Le gouvernement fédéral, pour sa part, conserve la responsabilité de déterminer les normes et objectifs nationaux ainsi que celles de l'admission de tout immigrant ou aubain. Il demeure seul responsable, par exemple, de refuser l'immigration à des personnes qui sont indésirables pour des motifs de criminalité ou de subversion. Le gouvernement fédéral continuera également de fixer les conditions d'attribution de la citoyenneté et d'accorder le statut de réfugié.

II reste un troisième champ couvert par l'accord Canada-Québec, c'est celui de l'accueil des immigrants et de leur intégration socio-économique et linguistique. J'estime que c'est dans ce domaine que les gains du Québec ont été les plus marquants et que se situe l'importance de l'entente actuelle par rapport à l'entente Cullen-Couture de 1978, laquelle était muette à ce sujet. En effet, en possédant la maîtrise d'oeuvre de ses programmes d'intégration, le Québec pourra mener une action spécifiquement québécoise auprès des nouveaux immigrants, des nouveaux arrivants, et ce, dans le sens que requièrent la sécurité linguistique et culturelle de notre société ainsi que son développement. À compter du 1er avril 1991, le Québec sera l'unique responsable des services d'accueil et d'intégration linguistique, culturelle et économique, spécifiquement offerts aux résidents permanents, c'est-à-dire aux immigrés en attente de leur citoyenneté.

Pour sa part, le fédéral s'engage à se retirer avec compensation financière desdits services, pourvu que le Québec les remplace par des services qui correspondent globalement à ceux offerts par le Canada dans le reste du pays. La compensation financière que le gouvernement fédéral s'est engagé à verser au Québec est de l'ordre de 72 000 000 $ en 1991-1992 et, pour les 3 années suivantes, de 82 000 000 $, de 85 000 000 $ et de 90 000 000 $; cela représentera 332 000 000 $ d'ici l'année financière 1994-1995. Une formule d'indexation prévue à l'accord sera ensuite appliquée. Le retrait fédéral avec juste compensation financière permettra au Québec de mettre en place une approche d'intégration cohérente qui respecte ses orientations et son identité, tout en évitant une duplication et une dispersion des efforts.

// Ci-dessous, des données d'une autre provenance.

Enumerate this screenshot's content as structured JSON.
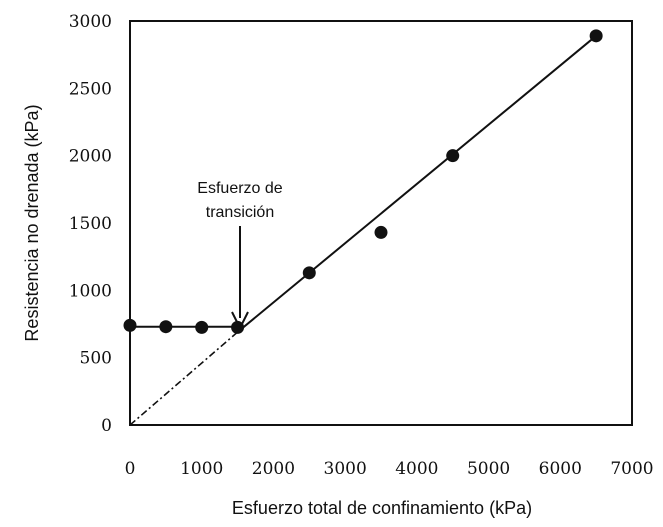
{
  "chart_data": {
    "type": "scatter",
    "xlabel": "Esfuerzo total de confinamiento (kPa)",
    "ylabel": "Resistencia no drenada (kPa)",
    "xlim": [
      0,
      7000
    ],
    "ylim": [
      0,
      3000
    ],
    "x_ticks": [
      "0",
      "1000",
      "2000",
      "3000",
      "4000",
      "5000",
      "6000",
      "7000"
    ],
    "y_ticks": [
      "0",
      "500",
      "1000",
      "1500",
      "2000",
      "2500",
      "3000"
    ],
    "grid": false,
    "series": [
      {
        "points": [
          {
            "x": 0,
            "y": 740
          },
          {
            "x": 500,
            "y": 730
          },
          {
            "x": 1000,
            "y": 725
          },
          {
            "x": 1500,
            "y": 725
          },
          {
            "x": 2500,
            "y": 1130
          },
          {
            "x": 3500,
            "y": 1430
          },
          {
            "x": 4500,
            "y": 2000
          },
          {
            "x": 6500,
            "y": 2890
          }
        ]
      }
    ],
    "lines": [
      {
        "style": "solid",
        "from": {
          "x": 0,
          "y": 730
        },
        "to": {
          "x": 1500,
          "y": 730
        }
      },
      {
        "style": "solid",
        "from": {
          "x": 1500,
          "y": 690
        },
        "to": {
          "x": 6500,
          "y": 2890
        }
      },
      {
        "style": "dash-dot",
        "from": {
          "x": 0,
          "y": 0
        },
        "to": {
          "x": 1500,
          "y": 690
        }
      }
    ],
    "annotation": {
      "lines": [
        "Esfuerzo de",
        "transición"
      ],
      "arrow_target": {
        "x": 1500,
        "y": 730
      }
    }
  }
}
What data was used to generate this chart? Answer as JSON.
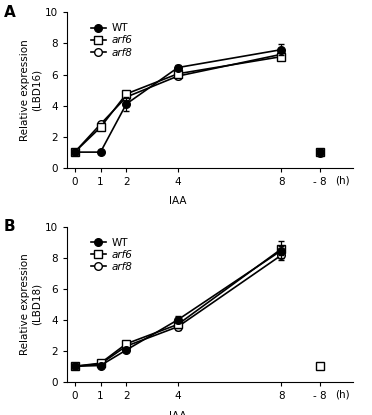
{
  "panel_A": {
    "title": "A",
    "ylabel": "Relative expression\n(LBD16)",
    "xlabel": "IAA",
    "x_main": [
      0,
      1,
      2,
      4,
      8
    ],
    "x_neg": 9.5,
    "ylim": [
      0,
      10
    ],
    "yticks": [
      0,
      2,
      4,
      6,
      8,
      10
    ],
    "WT": {
      "y": [
        1.0,
        1.0,
        4.1,
        6.45,
        7.6
      ],
      "yerr": [
        0.05,
        0.08,
        0.45,
        0.18,
        0.35
      ],
      "y_neg": 1.0,
      "yerr_neg": 0.15
    },
    "arf6": {
      "y": [
        1.0,
        2.6,
        4.75,
        6.05,
        7.15
      ],
      "yerr": [
        0.05,
        0.08,
        0.2,
        0.22,
        0.2
      ],
      "y_neg": 1.0,
      "yerr_neg": 0.1
    },
    "arf8": {
      "y": [
        1.0,
        2.8,
        4.55,
        5.9,
        7.3
      ],
      "yerr": [
        0.05,
        0.1,
        0.15,
        0.2,
        0.18
      ],
      "y_neg": 0.95,
      "yerr_neg": 0.1
    }
  },
  "panel_B": {
    "title": "B",
    "ylabel": "Relative expression\n(LBD18)",
    "xlabel": "IAA",
    "x_main": [
      0,
      1,
      2,
      4,
      8
    ],
    "x_neg": 9.5,
    "ylim": [
      0,
      10
    ],
    "yticks": [
      0,
      2,
      4,
      6,
      8,
      10
    ],
    "WT": {
      "y": [
        1.0,
        1.05,
        2.05,
        4.0,
        8.45
      ],
      "yerr": [
        0.05,
        0.08,
        0.1,
        0.22,
        0.28
      ],
      "y_neg": null,
      "yerr_neg": null
    },
    "arf6": {
      "y": [
        1.0,
        1.2,
        2.45,
        3.7,
        8.55
      ],
      "yerr": [
        0.05,
        0.08,
        0.15,
        0.25,
        0.55
      ],
      "y_neg": 1.05,
      "yerr_neg": 0.08
    },
    "arf8": {
      "y": [
        1.0,
        1.15,
        2.3,
        3.55,
        8.15
      ],
      "yerr": [
        0.05,
        0.08,
        0.12,
        0.2,
        0.3
      ],
      "y_neg": null,
      "yerr_neg": null
    }
  },
  "x_tick_labels": [
    "0",
    "1",
    "2",
    "4",
    "8",
    "- 8"
  ],
  "x_tick_pos_main": [
    0,
    1,
    2,
    4,
    8
  ],
  "x_tick_pos_neg": 9.5,
  "xlim": [
    -0.3,
    10.8
  ],
  "legend": {
    "WT": {
      "marker": "o",
      "fillstyle": "full",
      "color": "black"
    },
    "arf6": {
      "marker": "s",
      "fillstyle": "none",
      "color": "black"
    },
    "arf8": {
      "marker": "o",
      "fillstyle": "none",
      "color": "black"
    }
  },
  "h_label": "(h)",
  "linewidth": 1.2,
  "markersize": 5.5,
  "capsize": 2.5,
  "elinewidth": 0.9
}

À titre d'exemple, mentionnons que, dans l'état actuel des choses, environ 40 % de la clientèle prévue par le programme fédéral est rejointe par les services de francisation. Avec le retrait fédéral qui lui assurera la maîtrise d'oeuvre de la formation linguistique des immigrants, et la compensation financière qui l'accompagne, le Québec pourra augmenter l'accessibilité aux cours de français, réduire les délais d'inscription pour les cours à temps complet et augmenter l'offre de services. Ayant fait reconnaître l'existence des besoins spécifiques du Québec en matière de formation linguistique, nous pourrons mettre en oeuvre l'un des objectifs importants de l'énoncé de politique gouvernemental, soit celui concernant l'apprentissage du français par les immigrants connaissant l'anglais. Le Québec aura également la responsabilité de verser des allocations aux personnes qui suivent des cours de formation et qui ont besoin d'une aide financière. (17 h 20)

L'accord récemment conclu en matière d'immigration était nécessaire pour la mise en place cohérente et diligente de plusieurs mesures essentielles au succès de la politique d'immigration et d'intégration du Québec. En effet, il faut comprendre, M. le Président, que la volonté persistante manifestée par le gouvernement du Québec en vue de signer cet accord ne reposait pas uniquement sur des principes, si fondamentaux soient-ils, mais également sur des impératifs éminemment concrets. En effet, c'est sans tarder qu'il faut redéfinir les orientations et le fonctionnement du réseau chargé, à l'étranger, de la sélection des immigrants qu'accueillera le Québec au cours des prochaines années. C'est immédiatement qu'il convient de mettre en place, en aéroport, des services d'accueil québécois qui puissent orienter ces nouveaux arrivants vers les différents services nécessaires à leur intégration. C'est sans délai qu'il faut trouver une solution permettant à ceux de ces immigrants qui en ont besoin d'apprendre le français sans devoir attendre plusieurs mois.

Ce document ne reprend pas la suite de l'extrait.